Closed camertron closed 10 years ago

camertron commented 10 years ago

Consider this regex (for matching postal codes from Ecuador): /[A-Z]\d{4}[A-Z]|(?:[A-Z]{2})?\d{6}/. The alternation in the middle should effectively split the regex down the middle, since the alternation operator should have the lowest precedence of all regex operators. The AST should look like this:

                root
                 |
                alt
               /   \
[A-Z]\d{4}[A-Z]    (?:[A-Z]{2})?\d{6}

However, the AST generated by regexp_parser looks like this:

                    root
                    /  \
                 alt    \d{6}
                /   \
[A-Z]\d{4}[A-Z]      (?:[A-Z]{2})?

I'm not sure how to go about fixing this, any thoughts?

ammar commented 10 years ago

Hi @camertron. Thanks for pointing it out. I will try to look at it this weekend.

I would start by looking at the meta method in the parser (lib/parser.rb). That's were the alternation sequences get "compiled". Perhaps it needs to look back further than the last node when it's a quantifier or a quantified group? Not sure. I would have to dig in to get a better idea.

Cheers!

ammar commented 10 years ago

Insomnia, so...

The problem happens when the last group is closed and the nesting is exited.
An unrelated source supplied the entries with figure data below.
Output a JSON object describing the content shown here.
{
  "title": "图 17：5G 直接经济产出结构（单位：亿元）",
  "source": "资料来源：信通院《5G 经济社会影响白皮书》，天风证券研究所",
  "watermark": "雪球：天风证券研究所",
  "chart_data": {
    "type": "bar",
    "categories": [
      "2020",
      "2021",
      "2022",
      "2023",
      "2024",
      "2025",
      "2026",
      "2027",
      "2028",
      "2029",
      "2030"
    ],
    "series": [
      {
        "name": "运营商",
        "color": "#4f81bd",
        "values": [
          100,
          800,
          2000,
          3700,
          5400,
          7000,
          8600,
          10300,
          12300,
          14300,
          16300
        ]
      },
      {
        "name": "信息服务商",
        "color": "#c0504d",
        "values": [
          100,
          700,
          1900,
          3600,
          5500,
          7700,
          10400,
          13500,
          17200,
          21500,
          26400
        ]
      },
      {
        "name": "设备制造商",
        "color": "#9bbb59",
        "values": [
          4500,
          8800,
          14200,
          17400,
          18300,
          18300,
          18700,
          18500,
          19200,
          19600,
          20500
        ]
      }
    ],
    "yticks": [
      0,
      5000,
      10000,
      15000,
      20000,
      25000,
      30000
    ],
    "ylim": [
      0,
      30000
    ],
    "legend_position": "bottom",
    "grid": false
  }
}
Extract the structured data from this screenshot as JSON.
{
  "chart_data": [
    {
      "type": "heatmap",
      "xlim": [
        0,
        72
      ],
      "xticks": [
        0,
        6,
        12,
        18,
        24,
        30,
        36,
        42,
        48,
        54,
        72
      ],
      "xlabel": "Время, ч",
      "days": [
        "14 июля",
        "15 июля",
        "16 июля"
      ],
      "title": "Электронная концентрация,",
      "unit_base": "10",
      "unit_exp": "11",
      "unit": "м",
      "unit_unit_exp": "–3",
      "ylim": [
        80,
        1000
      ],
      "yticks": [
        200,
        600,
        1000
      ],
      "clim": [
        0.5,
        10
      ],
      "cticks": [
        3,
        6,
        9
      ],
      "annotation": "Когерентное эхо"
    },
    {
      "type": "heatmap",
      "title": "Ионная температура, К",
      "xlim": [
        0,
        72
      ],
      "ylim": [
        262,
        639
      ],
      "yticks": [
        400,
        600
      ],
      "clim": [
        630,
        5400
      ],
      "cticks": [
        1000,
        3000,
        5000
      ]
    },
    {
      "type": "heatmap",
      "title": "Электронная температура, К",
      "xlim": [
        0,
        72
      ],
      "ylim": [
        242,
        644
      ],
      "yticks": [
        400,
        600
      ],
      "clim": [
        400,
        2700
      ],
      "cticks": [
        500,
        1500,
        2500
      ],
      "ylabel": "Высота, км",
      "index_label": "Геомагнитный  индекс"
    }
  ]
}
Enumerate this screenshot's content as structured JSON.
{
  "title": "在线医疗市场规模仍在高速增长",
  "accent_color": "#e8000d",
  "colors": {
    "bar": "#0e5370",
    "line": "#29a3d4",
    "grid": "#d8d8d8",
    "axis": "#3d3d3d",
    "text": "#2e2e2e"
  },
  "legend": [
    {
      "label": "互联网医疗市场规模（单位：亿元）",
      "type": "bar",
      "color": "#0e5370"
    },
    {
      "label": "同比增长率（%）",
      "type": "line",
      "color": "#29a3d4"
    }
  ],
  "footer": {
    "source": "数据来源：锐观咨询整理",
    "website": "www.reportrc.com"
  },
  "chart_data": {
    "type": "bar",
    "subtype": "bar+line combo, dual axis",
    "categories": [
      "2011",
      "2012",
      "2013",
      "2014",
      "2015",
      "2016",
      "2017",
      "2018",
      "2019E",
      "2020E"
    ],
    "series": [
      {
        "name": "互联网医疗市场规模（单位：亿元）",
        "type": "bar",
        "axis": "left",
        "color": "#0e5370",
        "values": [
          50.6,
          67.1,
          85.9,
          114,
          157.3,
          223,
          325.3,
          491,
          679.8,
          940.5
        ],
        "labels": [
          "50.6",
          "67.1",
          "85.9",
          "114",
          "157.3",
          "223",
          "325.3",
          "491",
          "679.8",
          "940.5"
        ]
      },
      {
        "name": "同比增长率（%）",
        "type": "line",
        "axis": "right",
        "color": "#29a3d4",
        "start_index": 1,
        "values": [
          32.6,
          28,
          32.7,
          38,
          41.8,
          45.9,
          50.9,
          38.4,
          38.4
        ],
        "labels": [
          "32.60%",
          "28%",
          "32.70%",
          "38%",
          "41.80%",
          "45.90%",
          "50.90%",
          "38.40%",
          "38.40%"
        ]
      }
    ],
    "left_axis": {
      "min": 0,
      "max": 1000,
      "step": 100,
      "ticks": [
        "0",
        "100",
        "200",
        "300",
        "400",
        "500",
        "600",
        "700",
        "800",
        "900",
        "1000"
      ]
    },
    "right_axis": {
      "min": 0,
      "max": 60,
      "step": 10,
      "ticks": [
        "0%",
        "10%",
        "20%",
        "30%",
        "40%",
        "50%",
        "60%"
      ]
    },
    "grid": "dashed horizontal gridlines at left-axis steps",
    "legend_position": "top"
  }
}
Adding the following as the last line to the close_group method in the parser fixes the issue, and does not break any tests.

@node = @node.last if @node.last.is_a?(Alternation)

I will check this in tomorrow, after I run a few more tests, with a fresh brain.

camertron commented 10 years ago

Great, thanks @ammar! You're always so fast answering and fixing these issues, thank you :)

ammar commented 10 years ago

My pleasure. Always happy to help. Also happy that some have found applications for this rather esoteric gem. Cheers!